Although Asian circuses are renown for their flexibility, nothing could have prepared us for the positions the two female contortionists managed to twist their bodies into. We couldn’t help but wince as they literally folded themselves in half backwards and balanced on each other’s hips and ribs. It was both amazing and disgusting, and I can only imagine the back problems they will face in later life.

Yet there were two undisputable highlights of Alegria. The first was mesmerising fire dancer Micah Naruo from Hawaii, who spun and danced with flaming batons, running the fire across his skin and holding flames in his palms as he energetically burst around the stage. The other was an act called Cyr Wheel where an artist propels himself around the stage using and encircled by a large metal hoop.
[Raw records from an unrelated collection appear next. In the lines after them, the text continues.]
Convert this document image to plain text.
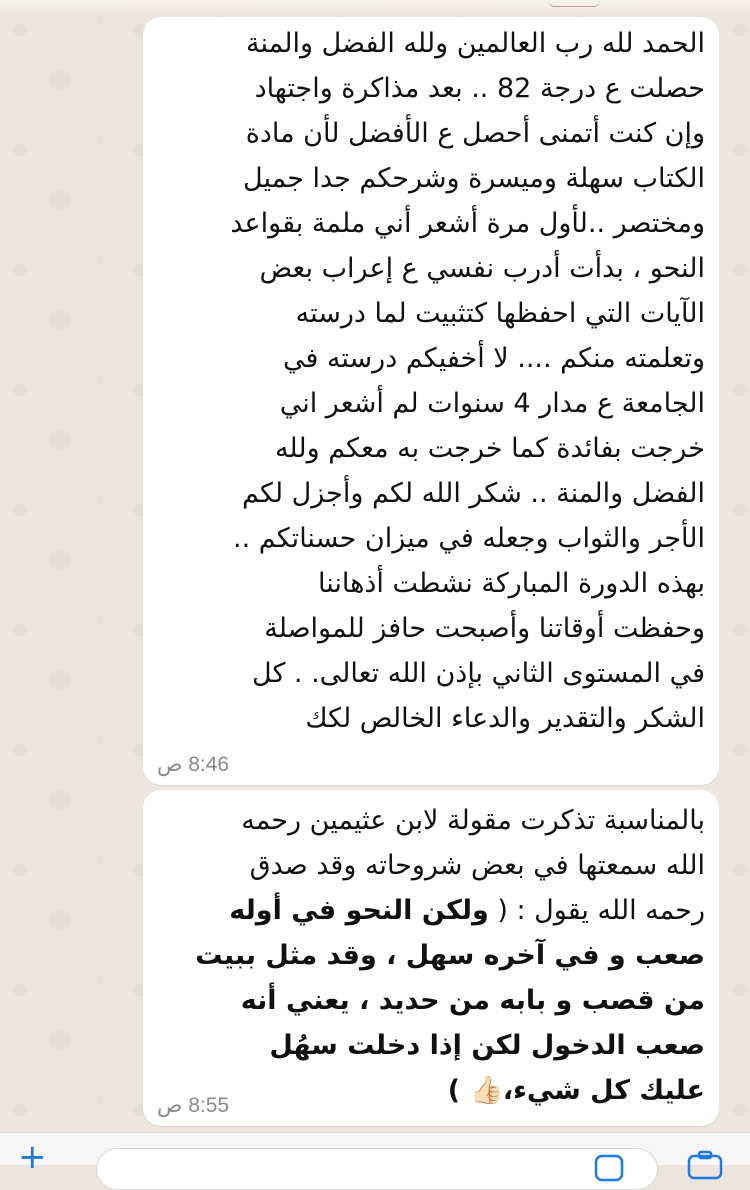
الحمد لله رب العالمين ولله الفضل والمنة
حصلت ع درجة 82 .. بعد مذاكرة واجتهاد
وإن كنت أتمنى أحصل ع الأفضل لأن مادة
الكتاب سهلة وميسرة وشرحكم جدا جميل
ومختصر ..لأول مرة أشعر أني ملمة بقواعد
النحو ، بدأت أدرب نفسي ع إعراب بعض
الآيات التي احفظها كتثبيت لما درسته
وتعلمته منكم .... لا أخفيكم درسته في
الجامعة ع مدار 4 سنوات لم أشعر اني
خرجت بفائدة كما خرجت به معكم ولله
الفضل والمنة .. شكر الله لكم وأجزل لكم
الأجر والثواب وجعله في ميزان حسناتكم ..
بهذه الدورة المباركة نشطت أذهاننا
وحفظت أوقاتنا وأصبحت حافز للمواصلة
في المستوى الثاني بإذن الله تعالى. . كل
الشكر والتقدير والدعاء الخالص لكك
8:46 ص
بالمناسبة تذكرت مقولة لابن عثيمين رحمه
الله سمعتها في بعض شروحاته وقد صدق
رحمه الله يقول : ( ولكن النحو في أوله
صعب و في آخره سهل ، وقد مثل ببيت
من قصب و بابه من حديد ، يعني أنه
صعب الدخول لكن إذا دخلت سهُل
عليك كل شيء،👍🏻 )
8:55 ص
+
It is more elegant than it sounds and was so beautiful and effortless when accompanied by the classic Alegria soundtrack.

© Camirand

Of course no circus would be complete without light relief in the form of clowns, and the three we’d seen wandering around before the show began were only too happy to oblige. They bullied each other for the audience’s entertainment, including a wonderfully simple sketch based on outdoing each other’s paper airplanes and generally provided lovely light-hearted links between the acts.

Of course, when you take a moment to appreciate the number of performers you begin to realise the effort that goes into putting on a show such as this. Alegria includes 55 performers. It takes 21 trucks to transport all the equipment from city to city, and they travel with everything from washers and dryers for the costumes to a fully equipped gym to allow the performers to keep fit. There are over 400 costume pieces, each handmade in Montreal (some taking as long as 200 hours to make) and a wardrobe team travels with the show to maintain the costumes on the go.

Cirque du Soleil has come a long way since its beginnings in 1984 as a group of 20 street performers in Quebec and now it employs performers from across the world, including the 55 performers in Alegria.

Alegria – meaning elation, joy and jubilation in Spanish – is sadly retiring this year after 20 years to make way for new Cirque innovations. The irony of this should not be lost on anyone who knows the story underlying the circus tricks. The Old Birds, dressed in heavily jewelled costumes with elaborate masks, represent the older generation who are keen for the kingdom to remain the way it is rather than handing over to the younger generation of acrobats who represent the new ideas and a determination to change the world.

Although Nottingham hosted their British swan song last week, the show will be taking a bow in December at Antwerp, Belgium – so if you have the opportunity to experience one of the final shows, I highly recommend it.